Samsung Networks doesn’t consider itself an “incumbent” but “a challenger” in network infrastructure, Derek Johnston, head of marketing and 5G business at the company told Silverlinings on a call. Nonetheless the vendor is doing well in the virtualized radio access network (vRAN) right now, scoring deals with Verizon, Vodafone, KDDI, NTT DoCoMo and Dish Networks.
Notably, Samsung is the sole 5G vRAN supplier for Verizon. Johnston said that the operator passed 10,000 vRAN sites “at some point last year,” and has a goal to deploy 20,000 sites by 2025.
Samsung is supporting Verizon and the other operators with vRAN “that is O-RAN compliant,” Johnston noted.
“We’ve worked with a lot of different ecosystem partners to get to a stage of commercial readiness where operators can feel confident...if its a brownfield deployment where they are starting to rip and replace, or they’re just doing a specific market to start a trial, that the ecosystem is set up to support it,” Johnston said. “A lot of that heavy lifting has been done,” he added.
Samsung, it turns out, also provides some of its own silicon for Layer 1 acceleration. The firm is also working with Intel or Marvell, depending on which system an operator prefers.
vRAN 3.0
Samsung has also released its vRAN 3.0 software — Johnston ran down a few of the new features for us.
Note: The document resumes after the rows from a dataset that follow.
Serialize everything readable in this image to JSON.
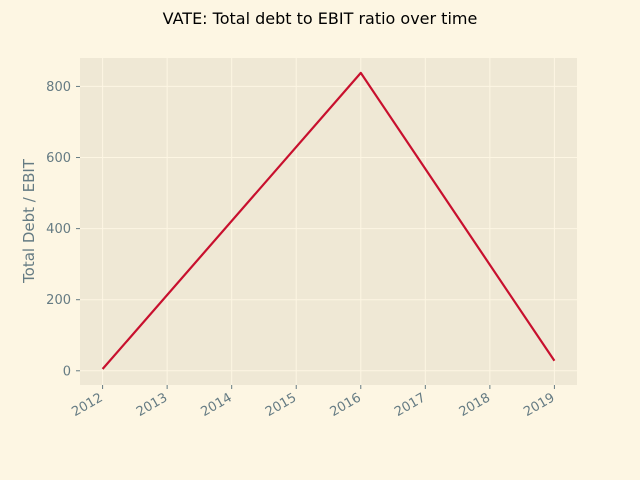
{
  "chart_data": {
    "type": "line",
    "title": "VATE: Total debt to EBIT ratio over time",
    "xlabel": "",
    "ylabel": "Total Debt / EBIT",
    "x": [
      "2012",
      "2013",
      "2014",
      "2015",
      "2016",
      "2017",
      "2018",
      "2019"
    ],
    "series": [
      {
        "x": [
          2012,
          2016,
          2019
        ],
        "values": [
          5,
          838,
          28
        ],
        "color": "#c8102e"
      }
    ],
    "xlim": [
      2011.65,
      2019.35
    ],
    "ylim": [
      -40,
      880
    ],
    "yticks": [
      0,
      200,
      400,
      600,
      800
    ],
    "grid": true,
    "colors": {
      "figure_bg": "#fdf6e3",
      "axes_bg": "#efe8d5",
      "grid": "#fdf6e3",
      "text": "#657b83",
      "line": "#c8102e"
    }
  }
}
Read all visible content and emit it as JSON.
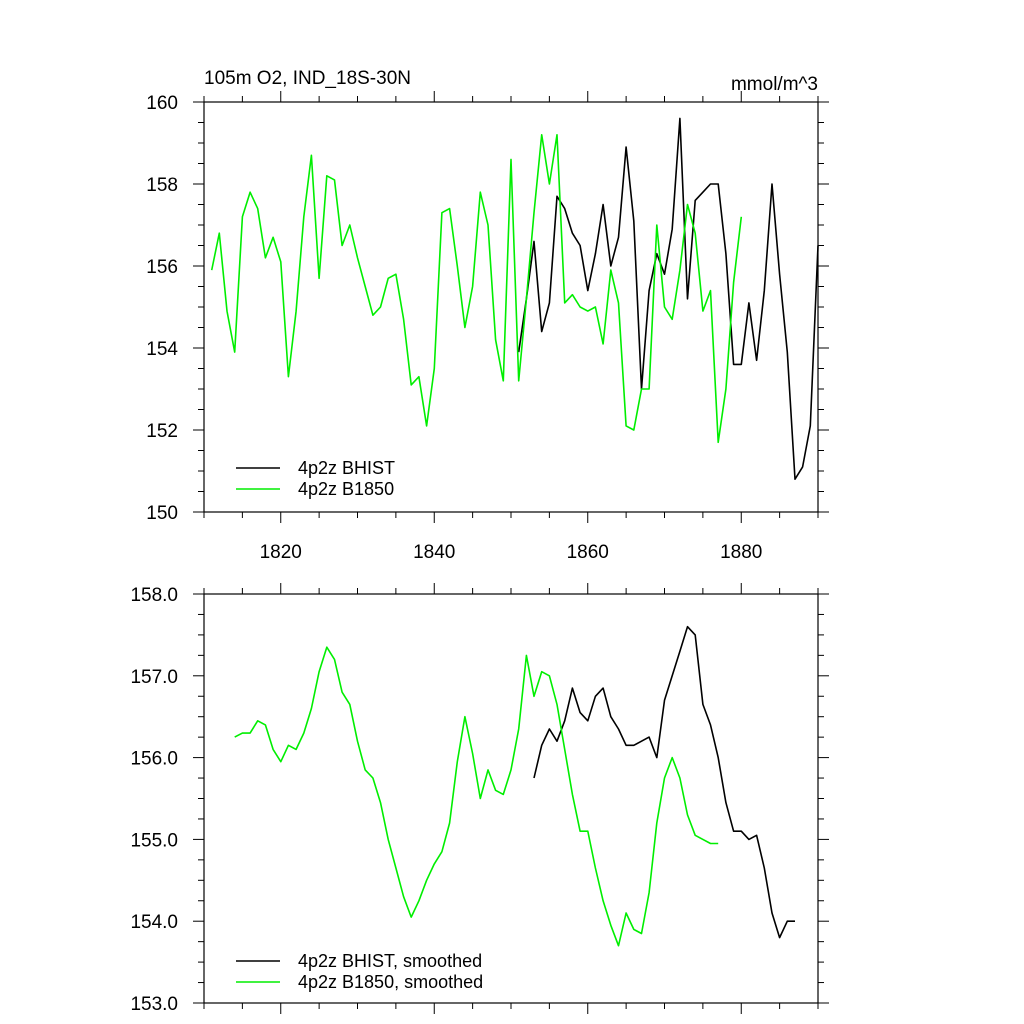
{
  "chart_data": [
    {
      "type": "line",
      "title": "105m O2, IND_18S-30N",
      "units": "mmol/m^3",
      "xlabel": "",
      "ylabel": "",
      "xlim": [
        1810,
        1890
      ],
      "ylim": [
        150,
        160
      ],
      "x_ticks": [
        1820,
        1840,
        1860,
        1880
      ],
      "y_ticks": [
        150,
        152,
        154,
        156,
        158,
        160
      ],
      "grid": false,
      "legend_position": "bottom-left",
      "series": [
        {
          "name": "4p2z BHIST",
          "color": "#000000",
          "x": [
            1851,
            1852,
            1853,
            1854,
            1855,
            1856,
            1857,
            1858,
            1859,
            1860,
            1861,
            1862,
            1863,
            1864,
            1865,
            1866,
            1867,
            1868,
            1869,
            1870,
            1871,
            1872,
            1873,
            1874,
            1875,
            1876,
            1877,
            1878,
            1879,
            1880,
            1881,
            1882,
            1883,
            1884,
            1885,
            1886,
            1887,
            1888,
            1889,
            1890
          ],
          "y": [
            153.9,
            155.2,
            156.6,
            154.4,
            155.1,
            157.7,
            157.4,
            156.8,
            156.5,
            155.4,
            156.3,
            157.5,
            156.0,
            156.7,
            158.9,
            157.1,
            153.0,
            155.4,
            156.3,
            155.8,
            156.9,
            159.6,
            155.2,
            157.6,
            157.8,
            158.0,
            158.0,
            156.3,
            153.6,
            153.6,
            155.1,
            153.7,
            155.4,
            158.0,
            155.8,
            153.9,
            150.8,
            151.1,
            152.1,
            156.5
          ]
        },
        {
          "name": "4p2z B1850",
          "color": "#00ee00",
          "x": [
            1811,
            1812,
            1813,
            1814,
            1815,
            1816,
            1817,
            1818,
            1819,
            1820,
            1821,
            1822,
            1823,
            1824,
            1825,
            1826,
            1827,
            1828,
            1829,
            1830,
            1831,
            1832,
            1833,
            1834,
            1835,
            1836,
            1837,
            1838,
            1839,
            1840,
            1841,
            1842,
            1843,
            1844,
            1845,
            1846,
            1847,
            1848,
            1849,
            1850,
            1851,
            1852,
            1853,
            1854,
            1855,
            1856,
            1857,
            1858,
            1859,
            1860,
            1861,
            1862,
            1863,
            1864,
            1865,
            1866,
            1867,
            1868,
            1869,
            1870,
            1871,
            1872,
            1873,
            1874,
            1875,
            1876,
            1877,
            1878,
            1879,
            1880
          ],
          "y": [
            155.9,
            156.8,
            154.9,
            153.9,
            157.2,
            157.8,
            157.4,
            156.2,
            156.7,
            156.1,
            153.3,
            154.9,
            157.2,
            158.7,
            155.7,
            158.2,
            158.1,
            156.5,
            157.0,
            156.2,
            155.5,
            154.8,
            155.0,
            155.7,
            155.8,
            154.7,
            153.1,
            153.3,
            152.1,
            153.5,
            157.3,
            157.4,
            156.0,
            154.5,
            155.5,
            157.8,
            157.0,
            154.2,
            153.2,
            158.6,
            153.2,
            155.2,
            157.3,
            159.2,
            158.0,
            159.2,
            155.1,
            155.3,
            155.0,
            154.9,
            155.0,
            154.1,
            155.9,
            155.1,
            152.1,
            152.0,
            153.0,
            153.0,
            157.0,
            155.0,
            154.7,
            155.9,
            157.5,
            156.8,
            154.9,
            155.4,
            151.7,
            153.0,
            155.6,
            157.2
          ]
        }
      ]
    },
    {
      "type": "line",
      "title": "",
      "xlabel": "",
      "ylabel": "",
      "xlim": [
        1810,
        1890
      ],
      "ylim": [
        153.0,
        158.0
      ],
      "x_ticks": [
        1820,
        1840,
        1860,
        1880
      ],
      "y_ticks": [
        "153.0",
        "154.0",
        "155.0",
        "156.0",
        "157.0",
        "158.0"
      ],
      "grid": false,
      "legend_position": "bottom-left",
      "series": [
        {
          "name": "4p2z BHIST, smoothed",
          "color": "#000000",
          "x": [
            1853,
            1854,
            1855,
            1856,
            1857,
            1858,
            1859,
            1860,
            1861,
            1862,
            1863,
            1864,
            1865,
            1866,
            1867,
            1868,
            1869,
            1870,
            1871,
            1872,
            1873,
            1874,
            1875,
            1876,
            1877,
            1878,
            1879,
            1880,
            1881,
            1882,
            1883,
            1884,
            1885,
            1886,
            1887
          ],
          "y": [
            155.75,
            156.15,
            156.35,
            156.2,
            156.45,
            156.85,
            156.55,
            156.45,
            156.75,
            156.85,
            156.5,
            156.35,
            156.15,
            156.15,
            156.2,
            156.25,
            156.0,
            156.7,
            157.0,
            157.3,
            157.6,
            157.5,
            156.65,
            156.4,
            156.0,
            155.45,
            155.1,
            155.1,
            155.0,
            155.05,
            154.65,
            154.1,
            153.8,
            154.0,
            154.0
          ]
        },
        {
          "name": "4p2z B1850, smoothed",
          "color": "#00ee00",
          "x": [
            1814,
            1815,
            1816,
            1817,
            1818,
            1819,
            1820,
            1821,
            1822,
            1823,
            1824,
            1825,
            1826,
            1827,
            1828,
            1829,
            1830,
            1831,
            1832,
            1833,
            1834,
            1835,
            1836,
            1837,
            1838,
            1839,
            1840,
            1841,
            1842,
            1843,
            1844,
            1845,
            1846,
            1847,
            1848,
            1849,
            1850,
            1851,
            1852,
            1853,
            1854,
            1855,
            1856,
            1857,
            1858,
            1859,
            1860,
            1861,
            1862,
            1863,
            1864,
            1865,
            1866,
            1867,
            1868,
            1869,
            1870,
            1871,
            1872,
            1873,
            1874,
            1875,
            1876,
            1877
          ],
          "y": [
            156.25,
            156.3,
            156.3,
            156.45,
            156.4,
            156.1,
            155.95,
            156.15,
            156.1,
            156.3,
            156.6,
            157.05,
            157.35,
            157.2,
            156.8,
            156.65,
            156.2,
            155.85,
            155.75,
            155.45,
            155.0,
            154.65,
            154.3,
            154.05,
            154.25,
            154.5,
            154.7,
            154.85,
            155.2,
            155.95,
            156.5,
            156.05,
            155.5,
            155.85,
            155.6,
            155.55,
            155.85,
            156.35,
            157.25,
            156.75,
            157.05,
            157.0,
            156.65,
            156.1,
            155.55,
            155.1,
            155.1,
            154.65,
            154.25,
            153.95,
            153.7,
            154.1,
            153.9,
            153.85,
            154.35,
            155.2,
            155.75,
            156.0,
            155.75,
            155.3,
            155.05,
            155.0,
            154.95,
            154.95
          ]
        }
      ]
    }
  ]
}
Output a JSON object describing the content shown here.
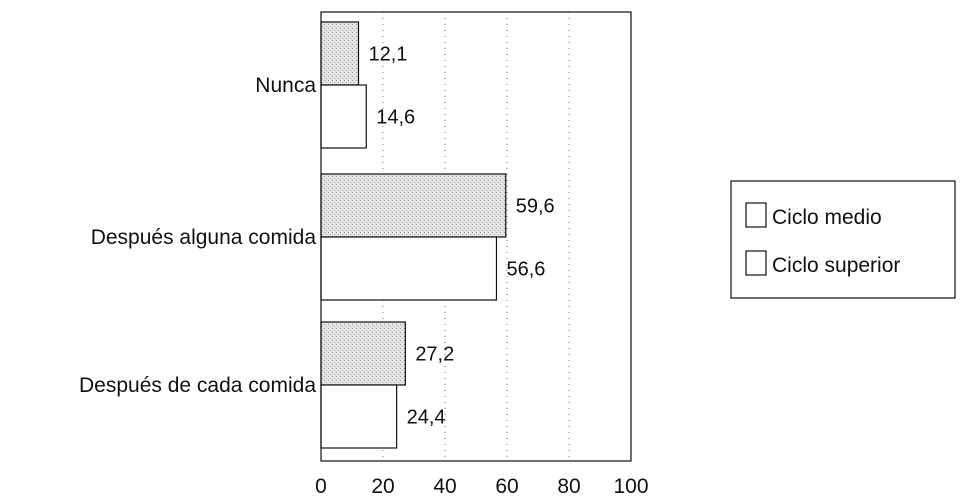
{
  "chart_data": {
    "type": "bar",
    "orientation": "horizontal",
    "categories": [
      "Nunca",
      "Después alguna comida",
      "Después de cada comida"
    ],
    "series": [
      {
        "name": "Ciclo medio",
        "values": [
          12.1,
          59.6,
          27.2
        ],
        "labels": [
          "12,1",
          "59,6",
          "27,2"
        ],
        "fill": "#d9d9d9"
      },
      {
        "name": "Ciclo superior",
        "values": [
          14.6,
          56.6,
          24.4
        ],
        "labels": [
          "14,6",
          "56,6",
          "24,4"
        ],
        "fill": "#ffffff"
      }
    ],
    "xlim": [
      0,
      100
    ],
    "xticks": [
      0,
      20,
      40,
      60,
      80,
      100
    ],
    "xtick_labels": [
      "0",
      "20",
      "40",
      "60",
      "80",
      "100"
    ],
    "grid": "vertical-dotted",
    "legend": "right",
    "title": "",
    "xlabel": "",
    "ylabel": ""
  }
}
“There’s a series of energy saving capabilities...we’ve got this thing called CPU core sleep mode. [This is] reducing the power consumption by automatically putting the CPU in sleep mode,” Johnston said. This comes with other power saving features in the latest version of the vRAN software, he added.
“We’ve had an operator who is trialing this that has seen upwards of 26% power savings in an off-peak time period,” Johnston said.
The vRAN 3.0 orchestration tool, Johnston adds, can undertake tasks like turning up three or four sites all at the same time as opposed to doing them site by site, he said.